The project focuses on the analysis of the material and virtual interface phenomena that occur during the process of cutting. It aims to redefine the cultural technique of cutting through collaborative interdisciplinary research that combines applied, design-based, experimental, and theoretical approaches. The project will foster the transfer of results between the different disciplines by focusing on intersections between analog and digital realities and the problems of interpretation, translation, synchronization, and feedback. It will analyze the technical and intellectual conditions for the simulation of complex structures and living organisms, and the epistemic and ethical effects of virtualized forms of cutting on ways of acting and thinking. The project will deconstruct historical and contemporary cutting procedures through precise observation and description, transferring them from one field of practice to another. New forms of both (re)presentation and cutting opening up new perspectives on materials and data will be investigated and developed. Cutting in this project is understood as a fundamental technique and a prerequisite for the analysis and modification of structures. Processing at material boundaries, cutting is a leading paradigm for the effects of division, contact, and translation that can be observed across scientific disciplines and technical applications. Our central research question is how cutting, as a mechanical material- or hand-guided procedure, converses, and interacts with digital information and may be represented via electronic interfaces or other means of virtual dissection. In particular, we propose to analyze how the properties, structures, and functions of a physical object can be represented by tangible and "haptic" interfaces for data input and output.
Research will be conducted in three initial experimental settings, in which medical doctors, design researchers, natural scientists, anthropologists, and media theorists will collaborate:

Drawing on interaction design, human-computer interaction, computational medicine, and data visualization, and their usage in the field of comparative anatomy, the setting Virtual Dissection will develop a tangible, augmented interface in virtual reality (VR) as a prototype cutting tool for merging and manipulating diverse anatomical imaging datasets.
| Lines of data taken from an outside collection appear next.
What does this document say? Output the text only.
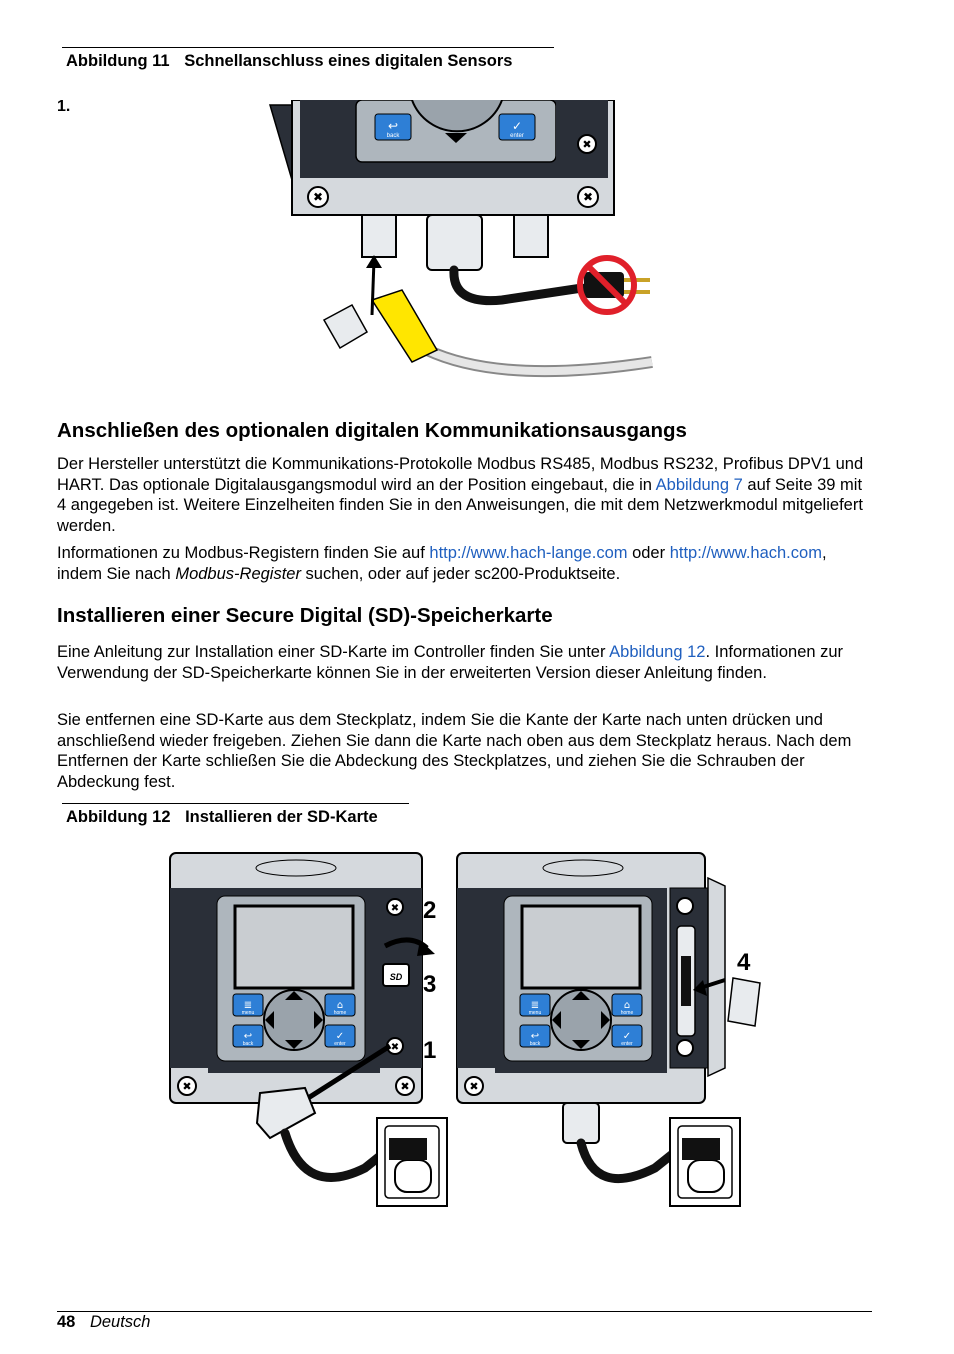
Abbildung 11 Schnellanschluss eines digitalen Sensors

1.
↩
back
✓
enter
✖
✖	✖
Anschließen des optionalen digitalen Kommunikationsausgangs

Der Hersteller unterstützt die Kommunikations-Protokolle Modbus RS485, Modbus RS232, Profibus DPV1 und HART. Das optionale Digitalausgangsmodul wird an der Position eingebaut, die in Abbildung 7 auf Seite 39 mit 4 angegeben ist. Weitere Einzelheiten finden Sie in den Anweisungen, die mit dem Netzwerkmodul mitgeliefert werden.

Informationen zu Modbus-Registern finden Sie auf http://www.hach-lange.com oder http://www.hach.com, indem Sie nach Modbus-Register suchen, oder auf jeder sc200-Produktseite.

Installieren einer Secure Digital (SD)-Speicherkarte

Eine Anleitung zur Installation einer SD-Karte im Controller finden Sie unter Abbildung 12. Informationen zur Verwendung der SD-Speicherkarte können Sie in der erweiterten Version dieser Anleitung finden.

Sie entfernen eine SD-Karte aus dem Steckplatz, indem Sie die Kante der Karte nach unten drücken und anschließend wieder freigeben. Ziehen Sie dann die Karte nach oben aus dem Steckplatz heraus. Nach dem Entfernen der Karte schließen Sie die Abdeckung des Steckplatzes, und ziehen Sie die Schrauben der Abdeckung fest.

Abbildung 12 Installieren der SD-Karte

≣
menu
⌂
home
↩
back
✓
enter
✖
✖
✖	✖
SD
2
3
1
≣
menu
⌂
home
↩
back
✓
enter
✖
4
48 Deutsch
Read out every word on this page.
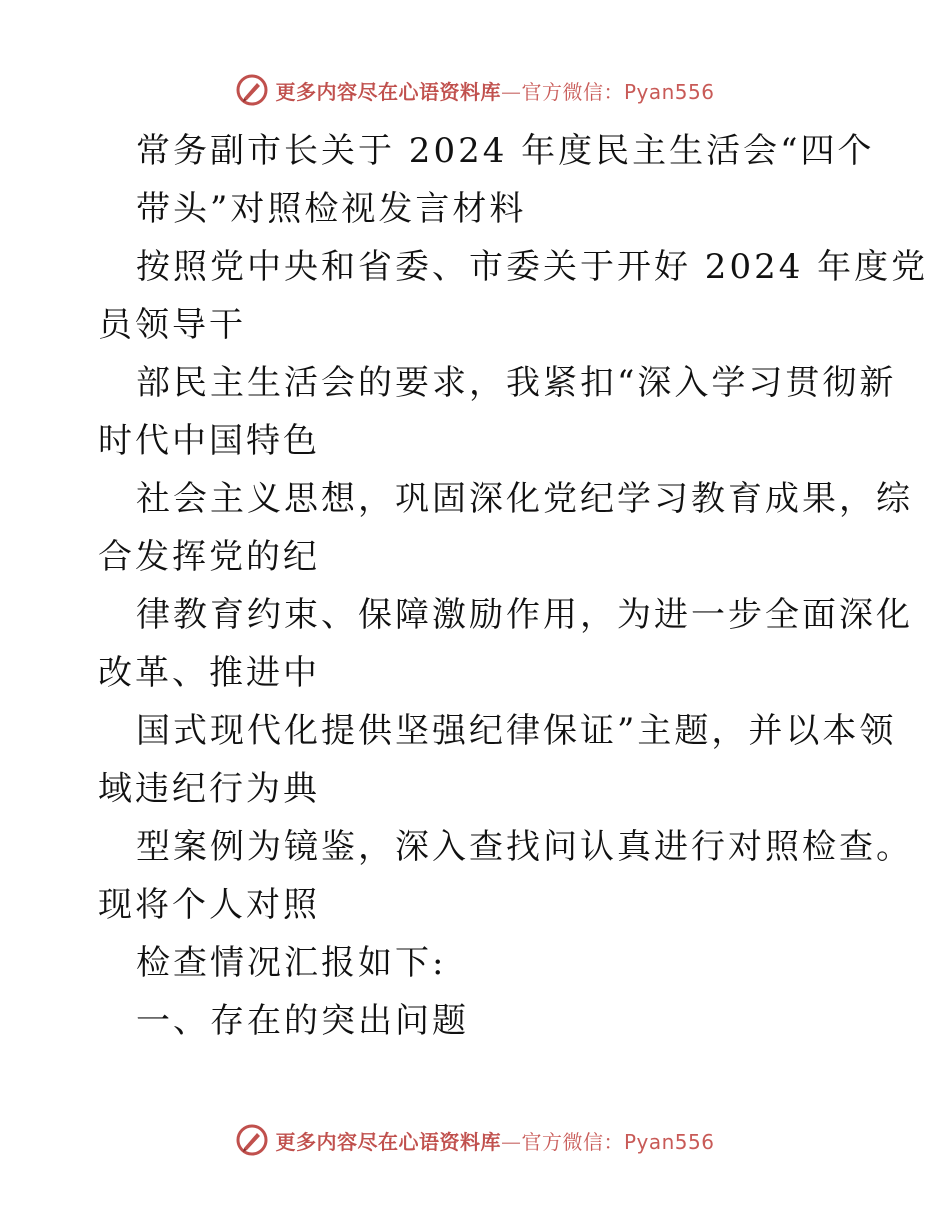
更多内容尽在心语资料库—官方微信：Pyan556
常务副市长关于 2024 年度民主生活会“四个
带头”对照检视发言材料
按照党中央和省委、市委关于开好 2024 年度党
员领导干
部民主生活会的要求，我紧扣“深入学习贯彻新
时代中国特色
社会主义思想，巩固深化党纪学习教育成果，综
合发挥党的纪
律教育约束、保障激励作用，为进一步全面深化
改革、推进中
国式现代化提供坚强纪律保证”主题，并以本领
域违纪行为典
型案例为镜鉴，深入查找问认真进行对照检查。
现将个人对照
检查情况汇报如下:
一、存在的突出问题
更多内容尽在心语资料库—官方微信：Pyan556
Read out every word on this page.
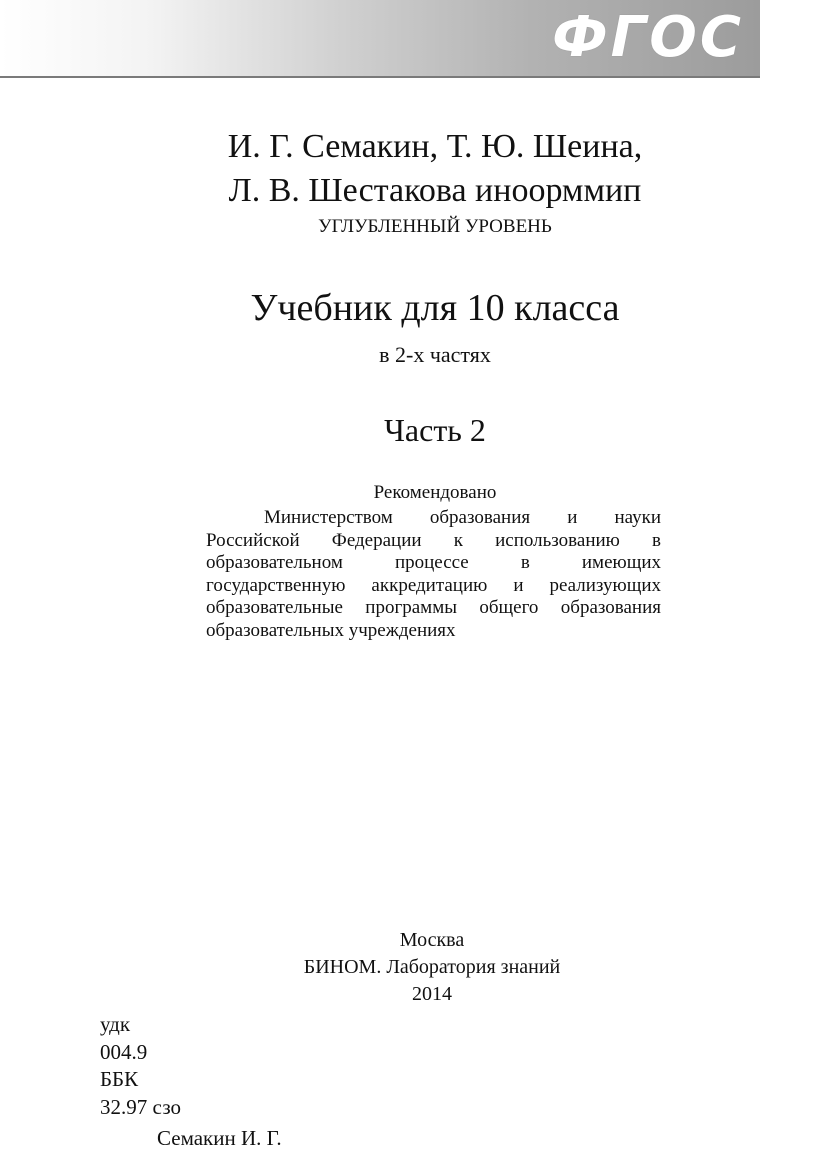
ФГОС
И. Г. Семакин, Т. Ю. Шеина,
Л. В. Шестакова иноорммип
УГЛУБЛЕННЫЙ УРОВЕНЬ
Учебник для 10 класса
в 2-х частях
Часть 2
Рекомендовано
Министерством образования и науки Российской Федерации к использованию в образовательном процессе в имеющих государственную аккредитацию и реализующих образовательные программы общего образования образовательных учреждениях
Москва
БИНОМ. Лаборатория знаний
2014
удк
004.9
ББК
32.97 сзо
Семакин И. Г.
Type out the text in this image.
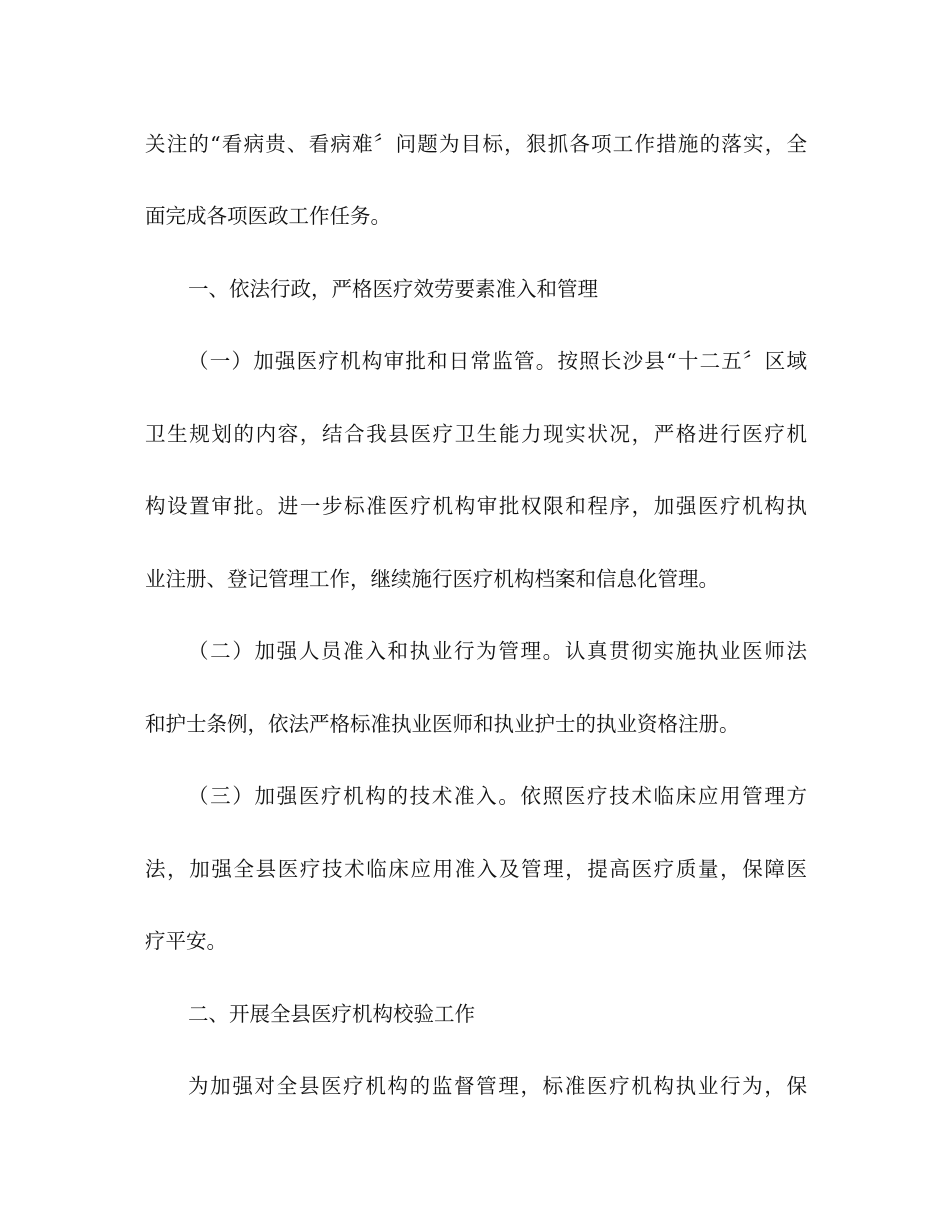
关注的“看病贵、看病难〞问题为目标，狠抓各项工作措施的落实，全
面完成各项医政工作任务。
一、依法行政，严格医疗效劳要素准入和管理
（一）加强医疗机构审批和日常监管。按照长沙县“十二五〞区域
卫生规划的内容，结合我县医疗卫生能力现实状况，严格进行医疗机
构设置审批。进一步标准医疗机构审批权限和程序，加强医疗机构执
业注册、登记管理工作，继续施行医疗机构档案和信息化管理。
（二）加强人员准入和执业行为管理。认真贯彻实施执业医师法
和护士条例，依法严格标准执业医师和执业护士的执业资格注册。
（三）加强医疗机构的技术准入。依照医疗技术临床应用管理方
法，加强全县医疗技术临床应用准入及管理，提高医疗质量，保障医
疗平安。
二、开展全县医疗机构校验工作
为加强对全县医疗机构的监督管理，标准医疗机构执业行为，保
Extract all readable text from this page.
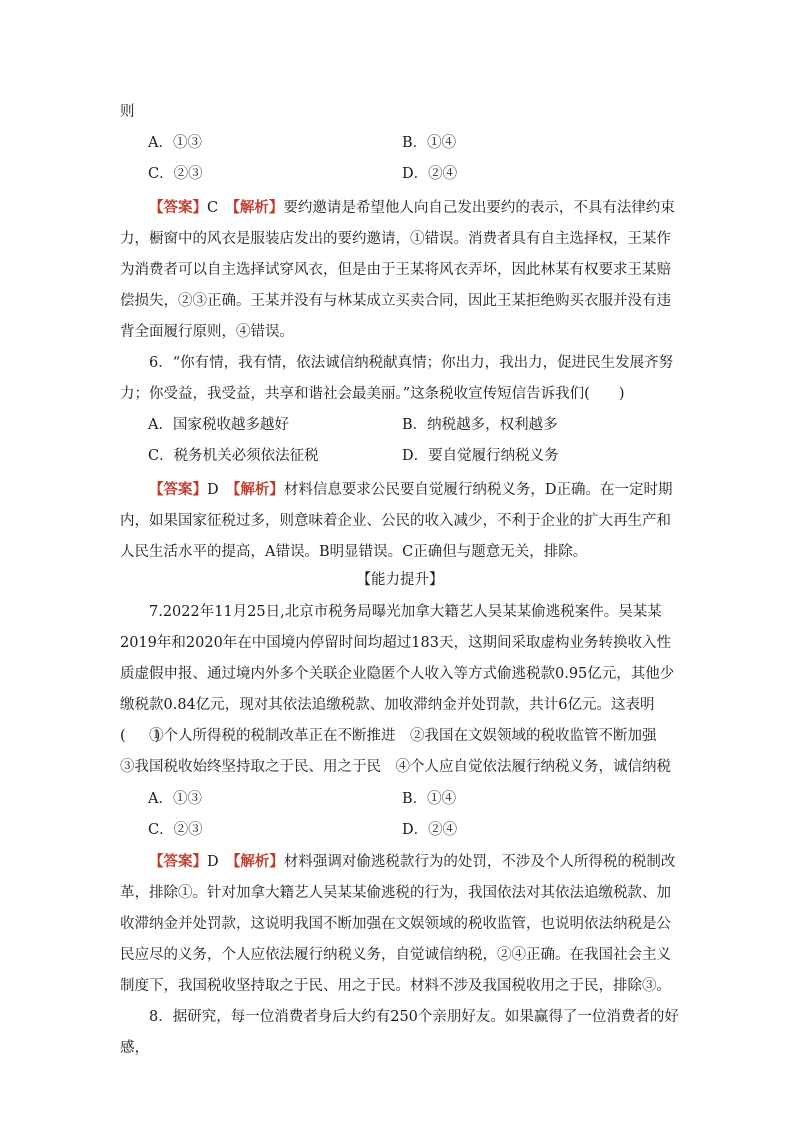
则

A．①③	B．①④

C．②③	D．②④

【答案】C　 【解析】要约邀请是希望他人向自己发出要约的表示，不具有法律约束力，橱窗中的风衣是服装店发出的要约邀请，①错误。消费者具有自主选择权，王某作为消费者可以自主选择试穿风衣，但是由于王某将风衣弄坏，因此林某有权要求王某赔偿损失，②③正确。王某并没有与林某成立买卖合同，因此王某拒绝购买衣服并没有违背全面履行原则，④错误。

6．“你有情，我有情，依法诚信纳税献真情；你出力，我出力，促进民生发展齐努力；你受益，我受益，共享和谐社会最美丽。”这条税收宣传短信告诉我们(　　)

A．国家税收越多越好	B．纳税越多，权利越多

C．税务机关必须依法征税	D．要自觉履行纳税义务

【答案】D　 【解析】材料信息要求公民要自觉履行纳税义务，D正确。在一定时期内，如果国家征税过多，则意味着企业、公民的收入减少，不利于企业的扩大再生产和人民生活水平的提高，A错误。B明显错误。C正确但与题意无关，排除。

【能力提升】

7.2022年11月25日,北京市税务局曝光加拿大籍艺人吴某某偷逃税案件。吴某某2019年和2020年在中国境内停留时间均超过183天，这期间采取虚构业务转换收入性质虚假申报、通过境内外多个关联企业隐匿个人收入等方式偷逃税款0.95亿元，其他少缴税款0.84亿元，现对其依法追缴税款、加收滞纳金并处罚款，共计6亿元。这表明(　　)

①个人所得税的税制改革正在不断推进　②我国在文娱领域的税收监管不断加强　③我国税收始终坚持取之于民、用之于民　④个人应自觉依法履行纳税义务，诚信纳税

A．①③	B．①④

C．②③	D．②④

【答案】D　 【解析】材料强调对偷逃税款行为的处罚，不涉及个人所得税的税制改革，排除①。针对加拿大籍艺人吴某某偷逃税的行为，我国依法对其依法追缴税款、加收滞纳金并处罚款，这说明我国不断加强在文娱领域的税收监管，也说明依法纳税是公民应尽的义务，个人应依法履行纳税义务，自觉诚信纳税，②④正确。在我国社会主义制度下，我国税收坚持取之于民、用之于民。材料不涉及我国税收用之于民，排除③。

8．据研究，每一位消费者身后大约有250个亲朋好友。如果赢得了一位消费者的好感，
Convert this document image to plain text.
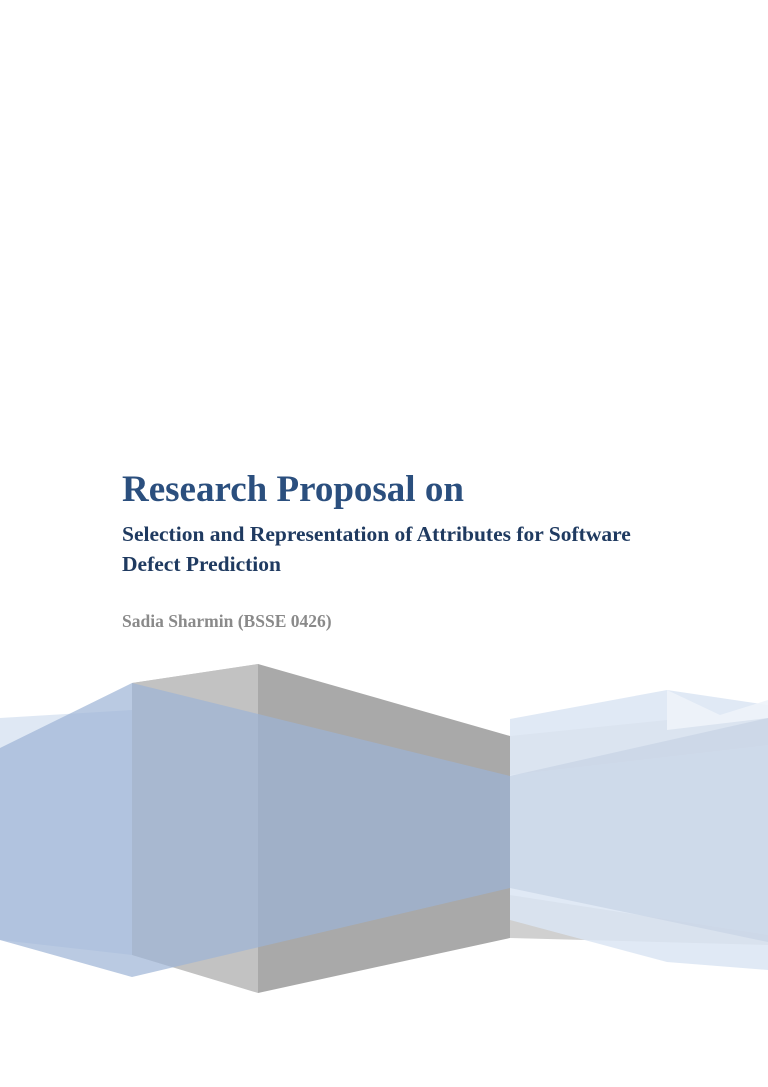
Research Proposal on
Selection and Representation of Attributes for Software Defect Prediction

Sadia Sharmin (BSSE 0426)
The setting Adaptive Digital Twin will develop a functional model that takes into account the dynamic changes and the intrinsic activity of bodily tissue in order to make it possible to model and predict the effects of medical procedures in the digital world so as to enable safe procedures in the real world.

The setting Sensing Knife aims at prototyping a Sensing Knife, that examines the body by physically probing its properties and manipulates and cuts soft matter, acting on the nanoscale in real time "like a surgeon".

Principal Investigators: Bruhn (Art History & Media Theory), Müller-Birn (Computer Science), Nyakatura (Biology), Picht (Neurosurgery), Pulvermüller (Linguistics & Brain Research), Rabe (Physics), Ribault (Gestaltung), Zwick (Interaction Design)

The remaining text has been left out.